In Special Collections, our books don’t leave the building, but sometimes the recipes sneak out for a trip to the kitchen. Last week, the U-M Library Art Alliance (a staff interest group), the William L. Clements Library, and the Special Collections Research Center teamed up with Student Life Sustainability for a small, hands-on staff event, where we brought two nineteenth century cookie recipes to 21st century tastebuds.
For this historical cooking experience, we prepared a recipe titled simply “Cookies” from the Washington Sarah Dunkin Washington Cookery and Confectionary Book from the William L. Clements Library, and a “Ginger Cake” recipe from Dr. Chase's recipes; or, Information for everybody… in the Janice Bluestein Longone Culinary Archive. For December’s Recipe of the Month, I’ll focus on Dr. Chase’s Ginger Cake, which in modern parlance is not a cake at all, but much closer to what we could call a cookie.
Ginger Cake - Molasses 2 cups; butter, or one-half lard if you choose 1 ½ cups; sour milk 2 cups; ground ginger 1 teaspoon; saleratus 1 heaping tea-spoon.
Mash the saleratus, then mix all these ingredients together in a suitable pan, and stir in flour as long as you can with a spoon, then take the hand and work in more, just so you can roll them by using flour dusting pretty freely; roll out thin, cut and lay upon your buttered or floured tins; then mix one spoon of molasses and two of water, and with a small brush or a bit of cloth wet over the top of the cakes; this removes the dry flour, causes the cakes to take a nice brown and keep them moist; put into a quick oven; and ten minutes will bake them if the oven is sufficiently hot. Do not dry them all up, but take out as soon as nicely browned.
In comparison to many 19th century recipes, this is actually fairly detailed, with specific amounts of (most) ingredients and directions for mixing, rolling, and baking. However, when actually making the recipe, a few questions arise:
- What is saleratus?
- How much flour should be used? This is the one ingredient for which no specific amount is given.
- When rolling the cookie dough, how thin is “thin?”
- How hot is a “quick” oven?
Questions 1 & 4 relate to changes in baking technology. Saleratus was a 19th century chemical leavening agent similar to baking soda and can be easily replaced by the modern version. In the case of oven temperature, Dr. Chase was writing in a time long before gas and electric stoves were common kitchen appliances. The first gas stoves were developed in the 1820s, but they did not become practical or common in America until the late 19th or early 20th century. Dr. Chase’s readers would have been cooking in ovens heated by wood or coal and would have relied on their own familiarity with lighting & maintaining fires to heat their homes & cook their food in order to identify an appropriate heat level for baked goods. Fortunately, there are rough conversions out there to help out a modern cook and a “quick oven” generally translates to 375-400 degrees Fahrenheit.
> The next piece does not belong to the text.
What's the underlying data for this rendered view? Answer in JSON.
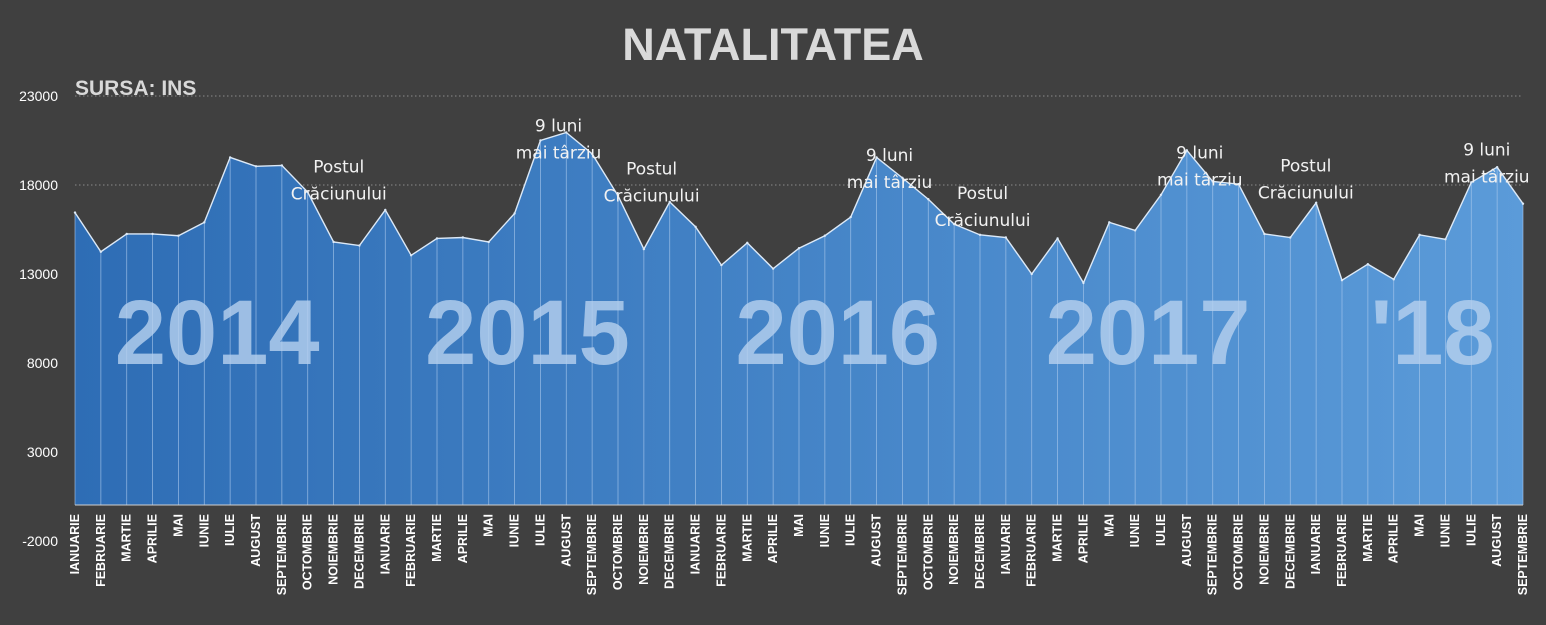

On the other hand, the only way to answer questions 2 & 3 was to do a little hands-on history in my own kitchen, prior to our public event. Recognizing that this recipe has a LOT of liquid - 2 cups molasses, 1 ½ cups butter, and 2 cups of sour milk - I could tell it would take a lot of flour. In my experiment, I halved the recipe, and even so, it took more than 6 cups of flour to obtain dough stiff enough to roll. That means the original required at least 12 cups!
In my quest for optimum cookie thickness, I rolled half my dough to ¼” and half to ⅛,” and cooked half of each of the resulting cookies at 375* and the other half at 400.* Personally, I liked the ⅛” cookies baked at 400* best (which required a baking time closer to 8 minutes) but some of my taste testers preferred the thicker, softer cookies.
The most notable thing about Dr. Chase’s gingerbread cookies is that there is no additional sweetener besides the molasses, reflecting the fact that in 1860s Michigan, sugar was still a luxury for many people. Compared to modern cookies, these taste barely sweet - almost savory - with a dry texture that makes them more like a thick, soft cracker or a thin biscuit than a cookie. Reactions from our fellow library staff varied from “This is awful and I need to get this taste out of my mouth!” to “These are amazing and I am obsessed!” Consider adding these to your holiday cookie rotation and see for yourself what your reaction will be!